Olha essa, Gil!
Tios e tias são boas opções na hora do "sufoco"
Vocês conhecem um ditado popular que diz que, para quem Deus não deu filhos, o Diabo deu alunos, sobrinhos ou samambaias?
Pois é, mas, para os sobrinhos, os tios -ou tias, na maioria das vezes- podem ter o valor de um presente vindo dos céus, principalmente para os adolescentes que estão na fase de conflito aberto com os pais.
Uma leitora -que não é mãe, mas é tia- escreveu contando uma experiência muito interessante que teve com a sobrinha de 16 anos que passou um período com ela nessas férias. Segundo os pais, a filha é uma adolescente agressiva, repleta de problemas, que se deprime com facilidade, cheia de vícios e totalmente desregrada, com distúrbios alimentares e com quem é impossível a comunicação -um verdadeiro bicho do mato, enfim. Para a tia, a adolescente é uma garota doce, sensata e até recatada no contato com os garotos e com os homens, que gosta do silêncio, mas que aceita, de bom grado, uma conversa de vez em quando, que gosta de ter a privacidade respeitada, que nem deu muito trabalho para atender às regras que existiam na casa da tia e que mostrou ter autonomia de vida.
Mas que coisa, não? Parece que eles falam de duas pessoas totalmente diferentes. Mas o que ajuda a determinar essas visões tão diferentes é justamente o ponto de vista de quem olha. Para os pais, os filhos são sempre vistos pela ótica do desejo, das frustrações e dos anseios deles mesmos. E, no meio de tanto barulho, fica difícil conseguir enxergar o filho como ele é, com suas dificuldades e seu jeito próprio de encontrar saídas e soluções. Já, para as tias e os tios, que têm com os sobrinhos uma relação afetiva intensa, mas sem o peso que tem a relação deles com os pais, é bem mais fácil aceitar as diferenças e os defeitos dos sobrinhos e ajudá-los no que for possível.

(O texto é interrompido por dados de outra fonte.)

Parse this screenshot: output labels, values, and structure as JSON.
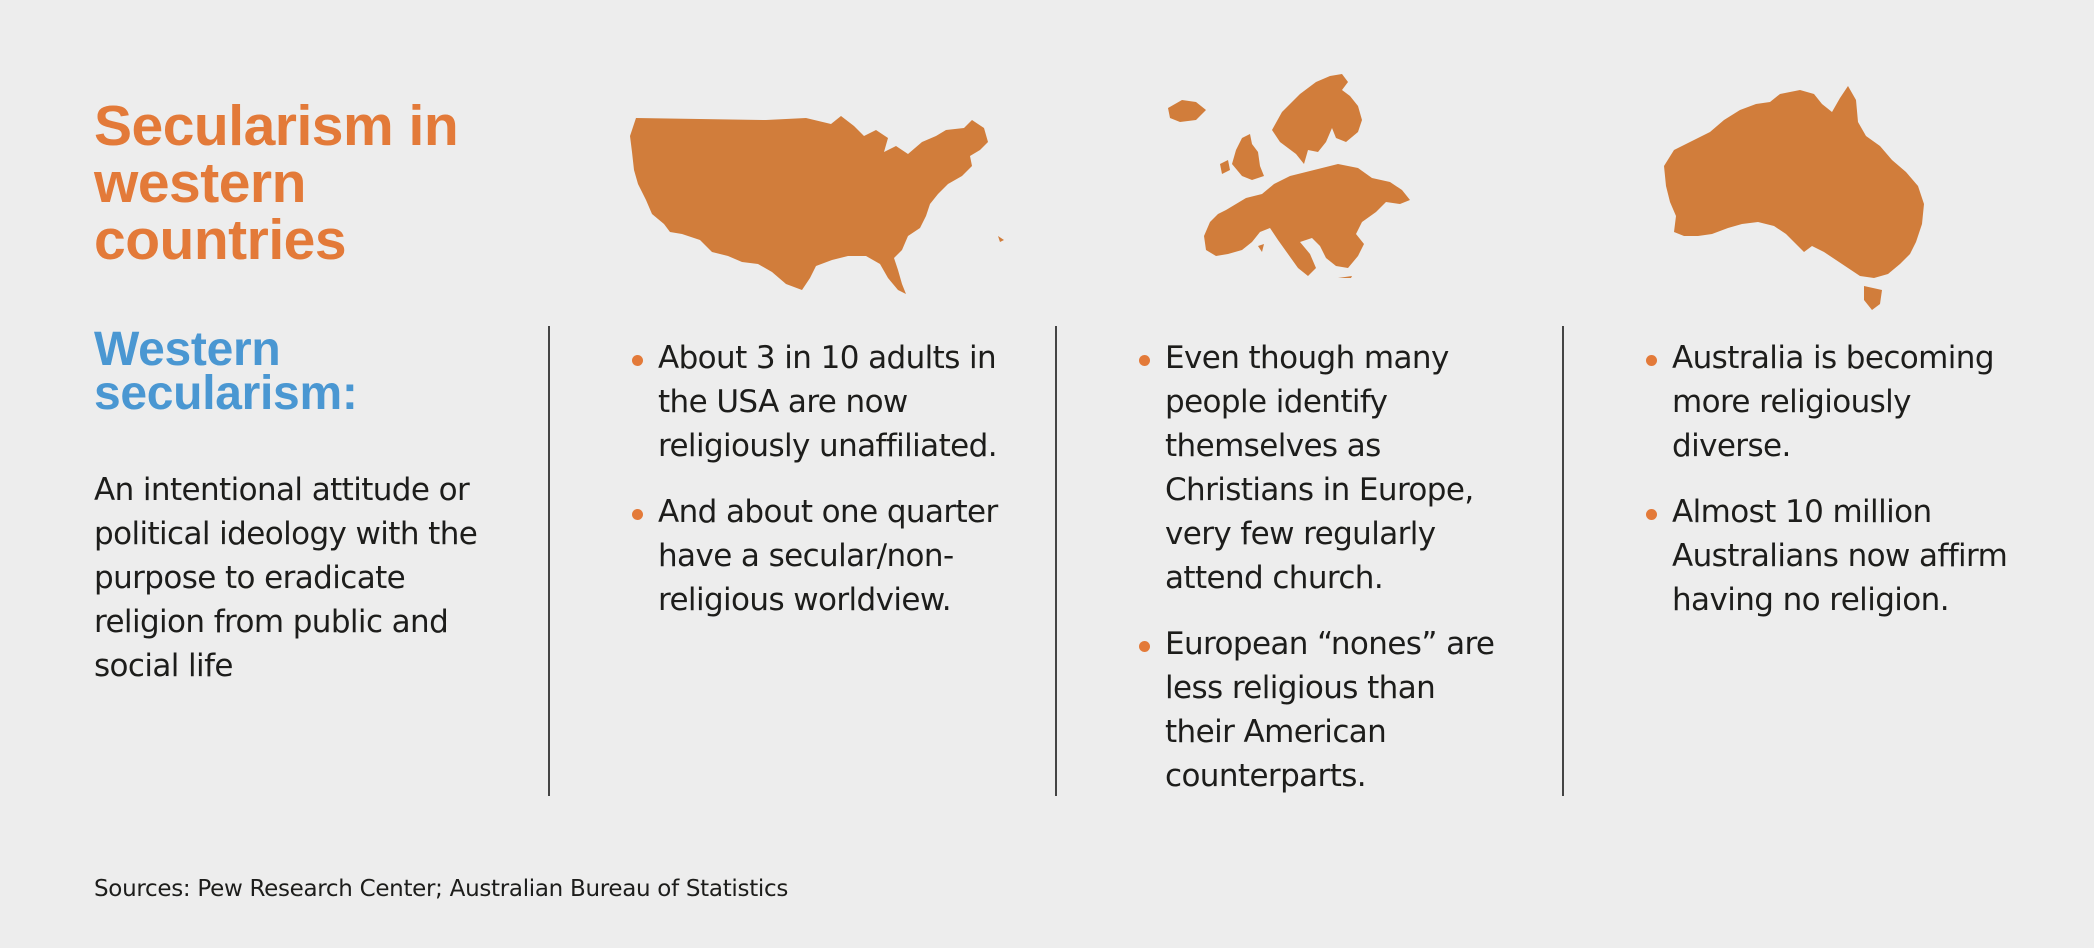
{
  "title": "Secularism in western countries",
  "subtitle": "Western secularism:",
  "definition": "An intentional attitude or political ideology with the purpose to eradicate religion from public and social life",
  "columns": [
    {
      "region": "USA",
      "icon": "usa-map-icon",
      "bullets": [
        "About 3 in 10 adults in the USA are now religiously unaffiliated.",
        "And about one quarter have a secular/non-religious worldview."
      ]
    },
    {
      "region": "Europe",
      "icon": "europe-map-icon",
      "bullets": [
        "Even though many people identify themselves as Christians in Europe, very few regularly attend church.",
        "European “nones” are less religious than their American counterparts."
      ]
    },
    {
      "region": "Australia",
      "icon": "australia-map-icon",
      "bullets": [
        "Australia is becoming more religiously diverse.",
        "Almost 10 million Australians now affirm having no religion."
      ]
    }
  ],
  "sources": "Sources: Pew Research Center; Australian Bureau of Statistics",
  "colors": {
    "background": "#ededed",
    "accent_orange": "#e37a39",
    "map_orange": "#d17d3b",
    "accent_blue": "#4a97d2",
    "text": "#1d1d1b"
  }
}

Pode não parecer, mas, para as crianças e para os adolescentes, essa relação com tias e tios pode ser extremamente educativa e benéfica, mesmo quando ocorre frequentemente. E, para os pais deles, também. A nossa leitora, por exemplo, pode ajudar os pais de sua sobrinha de 16 anos a perceber que não há tanto problema com a filha quanto eles vêem. Isso pode alterar a direção do relacionamento que eles têm com a garota e com a imagem dela. E também com a garota, a tia poderia ter uma boa conversa que a levasse a uma maior compreensão e paciência com os pais dela. Afinal, os tios e as tias podem aborrecer os adolescentes bem menos que os pais, pois é mais fácil, para eles, ter conversas menos moralizantes, não é verdade?
Do mesmo modo, os tios também podem ajudar quando percebem dificuldades dos sobrinhos que os pais não conseguem ver -e isso é bem mais comum do que se pode imaginar. Os pais, muitas vezes tão envolvidos com a rotina estafante dos cuidados e das preocupações diárias com os filhos e com o trabalho, não se dão conta de alguns sinais que os filhos expressam e que são, na verdade, puro pedido de socorro de quem enfrenta problemas e não consegue resolvê-los sozinho, sem a ajuda de algum adulto. Nesses casos, os tios podem tanto intervir diretamente no problema do sobrinho quanto alertar os pais para que eles tomem alguma atitude que se faça necessária.
E não se pode esquecer também que é bem difícil passar pela adolescência sem arrumar alguma boa encrenca. E, nessas horas, contar com um adulto que possa acolher o jovem com seu problema difícil e ajudá-lo a entender a situação por completo, com afetividade e respeito à autonomia e ao direito à privacidade que ele tem, principalmente em relação aos pais, e ampará-lo na solução tomada, mesmo que difícil, é muito reconfortante. Por isso, caros jovens, não se esqueçam das tias e dos tios -os de sangue, claro- na hora de sufoco. E, caros pais, incentivem e respeitem essa relação tão especial e, de preferência, com o ciúme usual sob controle, por favor.